Река была совсем другая; извивистой была она, суетливой как-то не по-здоровому. Черную ее шкуру-поверхность язвили свищи бегучих водоворотов, дерганье мелких полуволн, полуряби напоминало то лихоманку трясучую, то судорожную предсмертную дрожь… Крутые кремнистые берега поросли лесом, и хоть лес этот казался непролазным, слово “чаща” никак не лепилось к толпищам древесных скрюченных полутрупов, изувеченных хищным дыханием близких правечных льдов. А на трепаных ветрами корявых вершинах вызревающее ненастье распялилось кудлатою волчьей полстью и сеяло оттуда, сверху, мешанину по-ледяному холодных капель да мелких каплеобразных льдинок. Льдинок, которые тускло и монотонно отзванивали по шлемам-панцирям троих людей, изглоданных тревогой и речной предзимней промозглостью…
Да, не весна тогда была, а поздняя безлистная осень. И не утро – блеклый усталый день неприкаянно маялся в тогдашнем стылом косматом небе.
Гребцы ровно да мощно сминали-отталкивали назад по-предморозному загустелую воду, и от ровности этой, от однообразия береговых лесистых обрывов, от надоедливой схожести меж собою речных изгибов рождалось ощущение совершенной бездвижности челна. Словно в тягостном сне, когда из последних сил бьешься, а либо ни с места, либо продвигаешься на невероятно малую чуть…
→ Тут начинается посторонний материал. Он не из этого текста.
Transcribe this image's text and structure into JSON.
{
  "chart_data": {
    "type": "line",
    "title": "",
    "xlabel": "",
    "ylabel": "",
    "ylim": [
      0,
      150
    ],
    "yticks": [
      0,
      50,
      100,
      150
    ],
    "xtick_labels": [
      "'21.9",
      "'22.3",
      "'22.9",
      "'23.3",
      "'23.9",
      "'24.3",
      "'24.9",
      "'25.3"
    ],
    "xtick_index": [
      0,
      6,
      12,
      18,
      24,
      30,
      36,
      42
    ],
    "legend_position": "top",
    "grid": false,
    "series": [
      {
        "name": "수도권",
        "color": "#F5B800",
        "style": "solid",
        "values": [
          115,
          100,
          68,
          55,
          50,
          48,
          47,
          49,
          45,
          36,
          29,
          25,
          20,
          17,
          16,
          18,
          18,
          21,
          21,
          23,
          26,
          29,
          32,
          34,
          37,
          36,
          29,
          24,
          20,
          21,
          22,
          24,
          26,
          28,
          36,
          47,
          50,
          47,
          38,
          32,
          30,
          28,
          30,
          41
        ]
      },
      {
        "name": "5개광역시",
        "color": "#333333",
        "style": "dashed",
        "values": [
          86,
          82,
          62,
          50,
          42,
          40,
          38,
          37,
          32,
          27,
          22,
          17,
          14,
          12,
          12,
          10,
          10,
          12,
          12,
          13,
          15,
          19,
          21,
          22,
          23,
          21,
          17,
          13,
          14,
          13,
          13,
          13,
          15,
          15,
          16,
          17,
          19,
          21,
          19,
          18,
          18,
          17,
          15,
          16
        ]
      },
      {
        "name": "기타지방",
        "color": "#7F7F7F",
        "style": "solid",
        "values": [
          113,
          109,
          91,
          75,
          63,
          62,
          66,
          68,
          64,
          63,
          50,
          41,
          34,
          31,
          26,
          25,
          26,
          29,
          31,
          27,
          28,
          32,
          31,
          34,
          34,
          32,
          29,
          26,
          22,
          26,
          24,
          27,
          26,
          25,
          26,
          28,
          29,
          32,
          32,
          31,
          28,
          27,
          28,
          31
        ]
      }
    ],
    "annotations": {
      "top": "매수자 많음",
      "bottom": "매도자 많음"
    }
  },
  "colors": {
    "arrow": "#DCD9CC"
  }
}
Впрочем, как раз от Кудеслава-то особой растраты сил не требовалось. Кудеслав сидел на собственных пятках посередке челна, и всего дела ему нашлось, что вертеть головой, вглядываясь в проплывающую мимо серость наскальных лесов, да дрожать от холода.
Гребли Кнуд-побратим, и тот, второй… как бишь его? Кажется, Свей… Да, Свеем или Молчальником, помнится, чаще всего прозывали русобородого кряжистого верзилу с крохотными зелеными глазками под полосой сросшихся пегих бровей. А еще прозывали его Немым. А еще – Дитятей, потому что улыбался он хоть и редко, но впрямь по-детски: ясно и широко. Но Немым и Дитятей прозывали его лишь недруги и лишь за спиной, ибо кроме детской улыбки славился он еще и огромными, каменной тяжести кулаками. Вот так: прозвища всплыли в памяти, а имя забылось… И боги с ним.
А Кудеславовым именем никто из урманов вывихивать язык не хотел. Кудеслава об той поре звали Вятичем. Ярл так и сказал тогдашним утром:
– Палдур должен был вернуться еще вчера. Палдур не вернулся. Я хочу, чтобы ты и ты, – ярлов палец нацелился в грудь сперва Кнуду, а потом Свею, – чтобы вы отправились узнать, что с ним случилось и случилось ли с ним что-нибудь. А Ватитш может отправляться с вами, если захочет сам.
Это уж потом побратим объяснил Кудеславу, что ярл затеял проверку. При всех (а при ярле – тем более) Бесприютный сказать такого не мог, а мог он лишь глянуть значительно – что и сделал. Вятич дружеского зырканья не понял, но оставаться совсем одному среди людей чужого, еще не вполне понимаемого языка ему хотелось даже меньше, чем тащиться невесть куда на боги ведают какие опасности. Потому он без колебаний вызвался в путь, чем весьма порадовал ярла.
– Лесной человек стал уже совсем викинг, – сказал тогда ярл. – Он еще плохо понимает речь Вестфольда, но уже хорошо знает: делать всегда почетнее, чем не делать. А делить опасность с другом по собственной воле гораздо почетней, чем по приказу. Лесной человек стал совсем наш человек. Теперь нужна хорошая женщина, чтоб таких, как он, стало много.
И все смеялись, но необидно, по-доброму.
Грести Кудеславу не доверили. Свей просто молчком взял весло и устроился на носу челнока-долбленки, а Кнуд сказал побратиму: ты, мол, лучше нас с луком – вот и бери лук да следи за окрестностями. И потянулся ко второму веслу. Вятич прекрасно понимал, что лучше урманов с луком он может быть на берегу, а в увалистой лодочке-душегубке он с луком не так уступает урманам, как с веслом. Но вслух излагать свои догадки не стал, конечно.
Пропавший дружинник послан был к братьям Торхельмингам приглашать их под ярлову руку. Поход в Персию был удачен да славен, а дружина, с которой Торхельминги ходили тем летом, не добыла ни достатка, ни славы – ярл счел это подходящим случаем переманить к себе тридцатилетних близнецов-берсерков.